It was not the Allies’ greatest decision. Seventy-four years ago this July, they re-took Sicily from the Germans and proceeded to release all of the island’s political prisoners, many of them self-proclaimed as such. Unfortunately, these turned out to have been banged up for being in the Mafia - and thus Mussolini’s fierce and successful crackdown on organised crime through the 1920s and ‘30s was ruined.
Since the late 19th century the ball at mainland Italy’s toe had been deemed too peripheral for the central government of a fledgling nation to control and a wild west of violent, middle class peasant entrepreneurs arose, selling land it didn’t own and ruling over the locals in feudal fashion. Sicily - literally cut off from fledgling civilised society - would, well into recent times, largely be ignored and tolerated by the powerhouses of Rome and Milan. As recently as 1992, two anti-mafia magistrates were assassinated in Sicily by the Cosa Nostra - and the island’s reputation, almost back on its feet, fell into disrepute again.

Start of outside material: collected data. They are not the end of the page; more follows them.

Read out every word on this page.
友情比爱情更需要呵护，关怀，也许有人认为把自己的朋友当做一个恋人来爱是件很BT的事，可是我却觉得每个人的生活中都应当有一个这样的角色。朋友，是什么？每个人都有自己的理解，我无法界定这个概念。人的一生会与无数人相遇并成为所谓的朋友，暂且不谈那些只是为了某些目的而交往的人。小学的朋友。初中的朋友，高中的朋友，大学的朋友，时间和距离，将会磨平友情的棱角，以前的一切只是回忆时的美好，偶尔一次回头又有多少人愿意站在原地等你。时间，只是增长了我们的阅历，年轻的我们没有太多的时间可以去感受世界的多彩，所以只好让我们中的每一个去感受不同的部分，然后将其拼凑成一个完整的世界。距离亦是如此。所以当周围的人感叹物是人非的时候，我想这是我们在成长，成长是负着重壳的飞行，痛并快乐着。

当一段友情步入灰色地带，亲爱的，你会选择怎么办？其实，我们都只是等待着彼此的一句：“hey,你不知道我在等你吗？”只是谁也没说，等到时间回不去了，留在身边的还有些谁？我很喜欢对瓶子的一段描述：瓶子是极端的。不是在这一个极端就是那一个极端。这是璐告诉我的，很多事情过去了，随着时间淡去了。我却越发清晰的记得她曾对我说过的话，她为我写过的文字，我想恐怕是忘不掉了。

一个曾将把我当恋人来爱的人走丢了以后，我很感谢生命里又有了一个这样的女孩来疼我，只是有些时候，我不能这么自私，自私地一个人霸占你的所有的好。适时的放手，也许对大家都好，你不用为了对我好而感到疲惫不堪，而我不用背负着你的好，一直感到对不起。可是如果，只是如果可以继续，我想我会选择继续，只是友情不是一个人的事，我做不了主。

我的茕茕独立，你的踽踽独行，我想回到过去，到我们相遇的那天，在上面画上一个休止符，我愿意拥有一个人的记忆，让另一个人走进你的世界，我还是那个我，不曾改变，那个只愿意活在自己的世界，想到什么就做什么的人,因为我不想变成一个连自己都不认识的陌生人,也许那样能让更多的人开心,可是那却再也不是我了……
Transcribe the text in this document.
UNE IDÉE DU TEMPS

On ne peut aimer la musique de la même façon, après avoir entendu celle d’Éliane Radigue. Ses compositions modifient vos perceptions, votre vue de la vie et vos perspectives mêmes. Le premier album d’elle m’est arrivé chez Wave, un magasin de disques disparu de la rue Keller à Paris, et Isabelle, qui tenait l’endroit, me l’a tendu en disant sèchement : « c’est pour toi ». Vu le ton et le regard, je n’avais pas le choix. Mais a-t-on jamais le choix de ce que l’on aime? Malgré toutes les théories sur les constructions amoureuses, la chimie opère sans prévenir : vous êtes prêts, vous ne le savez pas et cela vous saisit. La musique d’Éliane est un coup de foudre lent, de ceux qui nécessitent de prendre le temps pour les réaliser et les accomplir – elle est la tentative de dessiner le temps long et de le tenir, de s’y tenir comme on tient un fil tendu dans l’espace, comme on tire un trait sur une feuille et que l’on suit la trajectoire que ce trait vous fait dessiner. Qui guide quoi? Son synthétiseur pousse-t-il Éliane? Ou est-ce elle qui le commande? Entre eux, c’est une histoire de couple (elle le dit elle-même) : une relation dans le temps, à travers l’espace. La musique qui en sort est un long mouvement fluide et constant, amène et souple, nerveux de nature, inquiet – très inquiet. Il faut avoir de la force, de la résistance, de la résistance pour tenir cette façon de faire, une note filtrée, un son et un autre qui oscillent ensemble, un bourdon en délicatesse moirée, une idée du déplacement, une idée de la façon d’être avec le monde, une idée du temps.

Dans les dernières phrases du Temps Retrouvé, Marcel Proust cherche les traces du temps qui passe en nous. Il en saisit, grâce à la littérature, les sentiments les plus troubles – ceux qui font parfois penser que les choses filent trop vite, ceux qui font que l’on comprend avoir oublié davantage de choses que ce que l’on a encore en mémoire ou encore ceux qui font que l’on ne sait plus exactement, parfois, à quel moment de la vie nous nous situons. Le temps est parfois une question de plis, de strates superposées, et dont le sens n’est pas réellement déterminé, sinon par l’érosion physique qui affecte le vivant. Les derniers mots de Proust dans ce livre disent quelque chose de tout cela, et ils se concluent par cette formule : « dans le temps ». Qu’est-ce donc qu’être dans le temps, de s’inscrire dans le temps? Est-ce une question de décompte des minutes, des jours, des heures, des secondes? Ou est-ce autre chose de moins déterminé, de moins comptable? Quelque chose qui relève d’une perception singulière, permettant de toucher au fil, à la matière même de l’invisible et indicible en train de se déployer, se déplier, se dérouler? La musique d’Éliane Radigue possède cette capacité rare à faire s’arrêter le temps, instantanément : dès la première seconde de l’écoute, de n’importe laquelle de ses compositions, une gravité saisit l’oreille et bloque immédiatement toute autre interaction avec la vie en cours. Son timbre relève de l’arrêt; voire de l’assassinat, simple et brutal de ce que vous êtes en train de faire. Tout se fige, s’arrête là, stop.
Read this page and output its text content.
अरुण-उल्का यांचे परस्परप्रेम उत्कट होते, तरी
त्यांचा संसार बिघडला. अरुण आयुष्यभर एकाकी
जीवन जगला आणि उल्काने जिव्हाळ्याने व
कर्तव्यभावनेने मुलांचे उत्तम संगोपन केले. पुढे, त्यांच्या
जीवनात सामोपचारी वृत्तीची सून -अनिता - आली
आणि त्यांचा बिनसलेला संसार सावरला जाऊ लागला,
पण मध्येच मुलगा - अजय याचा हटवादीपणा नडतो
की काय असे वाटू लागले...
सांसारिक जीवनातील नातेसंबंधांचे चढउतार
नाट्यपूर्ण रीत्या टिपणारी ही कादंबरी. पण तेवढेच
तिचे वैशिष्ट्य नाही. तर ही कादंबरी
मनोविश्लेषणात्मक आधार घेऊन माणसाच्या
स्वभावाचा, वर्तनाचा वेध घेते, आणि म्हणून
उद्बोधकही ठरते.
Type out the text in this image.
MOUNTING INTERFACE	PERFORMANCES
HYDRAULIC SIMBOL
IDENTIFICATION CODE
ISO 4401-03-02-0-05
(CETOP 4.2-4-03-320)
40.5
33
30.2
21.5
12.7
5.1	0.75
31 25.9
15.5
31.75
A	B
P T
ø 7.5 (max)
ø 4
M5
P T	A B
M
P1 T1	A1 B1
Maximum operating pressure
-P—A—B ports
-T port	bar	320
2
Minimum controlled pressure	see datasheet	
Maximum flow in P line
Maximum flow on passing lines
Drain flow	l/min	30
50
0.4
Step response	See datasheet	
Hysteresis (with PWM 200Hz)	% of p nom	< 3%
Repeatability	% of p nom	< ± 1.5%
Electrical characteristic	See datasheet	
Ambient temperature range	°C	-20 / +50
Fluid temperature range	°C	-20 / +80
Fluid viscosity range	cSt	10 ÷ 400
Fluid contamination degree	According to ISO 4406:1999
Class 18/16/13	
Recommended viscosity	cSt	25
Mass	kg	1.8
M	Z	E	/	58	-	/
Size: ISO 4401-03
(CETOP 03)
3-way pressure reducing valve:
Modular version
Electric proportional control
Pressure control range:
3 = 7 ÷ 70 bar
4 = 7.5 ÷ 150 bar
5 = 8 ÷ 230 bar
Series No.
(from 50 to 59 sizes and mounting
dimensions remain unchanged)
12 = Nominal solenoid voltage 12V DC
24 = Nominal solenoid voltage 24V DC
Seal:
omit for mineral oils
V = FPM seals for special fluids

A quarter of a century on from then, might Sicily finally be turning a corner? There’s talk once again of building a suspension bridge across the Strait of Messina - if it came off it would be the world’s longest and an engineering marvel. Next year will see Palermo, Sicily’s capital, become the Italian Capital of Culture - bringing with it a €1m award for promotion that is already seeing the regeneration of its La Kalsa waterfront area; harbours around the island are being redeveloped; roads are, slowly, being built; an upbeat local economy is encouraging young Sicilians to stay in Sicily, or at least to return after a spell in the big city, bringing with them new ideas and perspectives; visitor numbers are decidedly on the up.